It’s as if “’Twas the Night Before Christmas” went horribly awry: Away to the window you fly like a flash, tear open the shutters and throw up the sash – because it’s so bleeping hot in your apartment in the dead of winter that you need to open a window or even turn on the air-conditioner. Meanwhile, other apartments in the building are too cold.
It’s called “heat-distribution imbalance,” a perennial problem in many buildings with old-fashioned, cast-iron steam radiators. But one Brooklyn co-op has found an innovative solution. The Radiator Cozy, from the Brooklyn-based Radiator Labs, is a “smart radiator cover” – technically a “thermostatic radiator enclosure” – that uses insulation, a small fan, and computer-regulated temperature controls to keep too much steam out of hot apartments and to send more steam to cold ones.
It’s not inexpensive, even with government incentives, since each Cozy has to be custom-manufactured and installed. And the payback in terms of lower energy bills can take five to seven years. But for Clinton Hill, a 12-building complex of 1,200 apartments near the Brooklyn Navy Yard, there has been an immediate payoff.

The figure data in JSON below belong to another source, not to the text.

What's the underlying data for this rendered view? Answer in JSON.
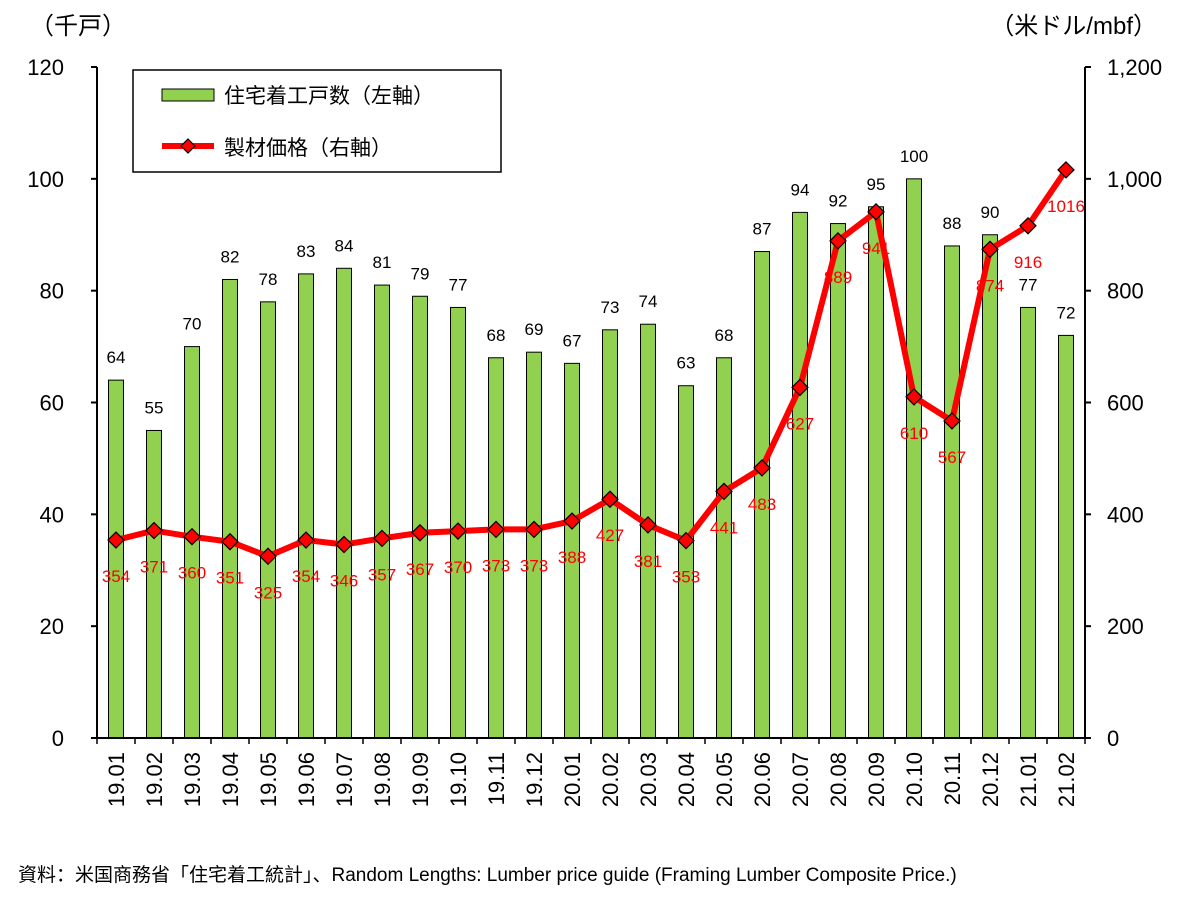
{
  "chart_data": {
    "type": "bar+line",
    "categories": [
      "19.01",
      "19.02",
      "19.03",
      "19.04",
      "19.05",
      "19.06",
      "19.07",
      "19.08",
      "19.09",
      "19.10",
      "19.11",
      "19.12",
      "20.01",
      "20.02",
      "20.03",
      "20.04",
      "20.05",
      "20.06",
      "20.07",
      "20.08",
      "20.09",
      "20.10",
      "20.11",
      "20.12",
      "21.01",
      "21.02"
    ],
    "series": [
      {
        "name": "住宅着工戸数（左軸）",
        "type": "bar",
        "axis": "left",
        "color": "#92d050",
        "values": [
          64,
          55,
          70,
          82,
          78,
          83,
          84,
          81,
          79,
          77,
          68,
          69,
          67,
          73,
          74,
          63,
          68,
          87,
          94,
          92,
          95,
          100,
          88,
          90,
          77,
          72
        ],
        "labels": [
          "64",
          "55",
          "70",
          "82",
          "78",
          "83",
          "84",
          "81",
          "79",
          "77",
          "68",
          "69",
          "67",
          "73",
          "74",
          "63",
          "68",
          "87",
          "94",
          "92",
          "95",
          "100",
          "88",
          "90",
          "77",
          "72"
        ]
      },
      {
        "name": "製材価格（右軸）",
        "type": "line",
        "axis": "right",
        "color": "#ff0000",
        "values": [
          354,
          371,
          360,
          351,
          325,
          354,
          346,
          357,
          367,
          370,
          373,
          373,
          388,
          427,
          381,
          353,
          441,
          483,
          627,
          889,
          941,
          610,
          567,
          874,
          916,
          1016
        ],
        "labels": [
          "354",
          "371",
          "360",
          "351",
          "325",
          "354",
          "346",
          "357",
          "367",
          "370",
          "373",
          "373",
          "388",
          "427",
          "381",
          "353",
          "441",
          "483",
          "627",
          "889",
          "941",
          "610",
          "567",
          "874",
          "916",
          "1016"
        ]
      }
    ],
    "y_left": {
      "unit": "（千戸）",
      "min": 0,
      "max": 120,
      "ticks": [
        0,
        20,
        40,
        60,
        80,
        100,
        120
      ],
      "tick_labels": [
        "0",
        "20",
        "40",
        "60",
        "80",
        "100",
        "120"
      ]
    },
    "y_right": {
      "unit": "（米ドル/mbf）",
      "min": 0,
      "max": 1200,
      "ticks": [
        0,
        200,
        400,
        600,
        800,
        1000,
        1200
      ],
      "tick_labels": [
        "0",
        "200",
        "400",
        "600",
        "800",
        "1,000",
        "1,200"
      ]
    },
    "legend_position": "top-left"
  },
  "source": "資料：米国商務省「住宅着工統計」、Random Lengths: Lumber price guide (Framing Lumber Composite Price.)"
}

“Our complex had been experiencing incredible overheating and underheating for decades,” says Timo Lipping, a financial planner who heads the co-op board. “Some people were kind of pooh-poohing [the payback time] as not fast enough, but payback is not the only payoff. It’s also people being comfortable in their apartments – and that we can advertise we have this new technology that other co-ops don’t.”
George Switzer, an architect and board member, adds: “The overheating was for many years the No. 1 issue people had. Less so people who were underheated. Some people were extremely overheated – like 90-plus degrees in their apartments. Resident comfort is a real issue.”
How does a Radiator Cozy work? Without getting into the thermodynamic particulars, each of these insulated sheet-metal covers contains a thermostat, accessible via both a mobile app and a controller on the Cozy itself, so that each resident can set a desired temperature for that apartment. If the apartment is too cold, a built-in fan turns on and pushes heat into the room. If an apartment is at the set temperature, the fan turns off, and steam that otherwise would have overheated the room gets directed to colder apartments in that steam-pipe line.
“Rather than have a heating system with a single control that controls the heat for the whole building, it allows every radiator to have its own control,” explains David Sachs, director of audits, design and implementation for Bright Power, the energy consultant on the Clinton Hill project. “So every apartment and every room is able to control its own heat.”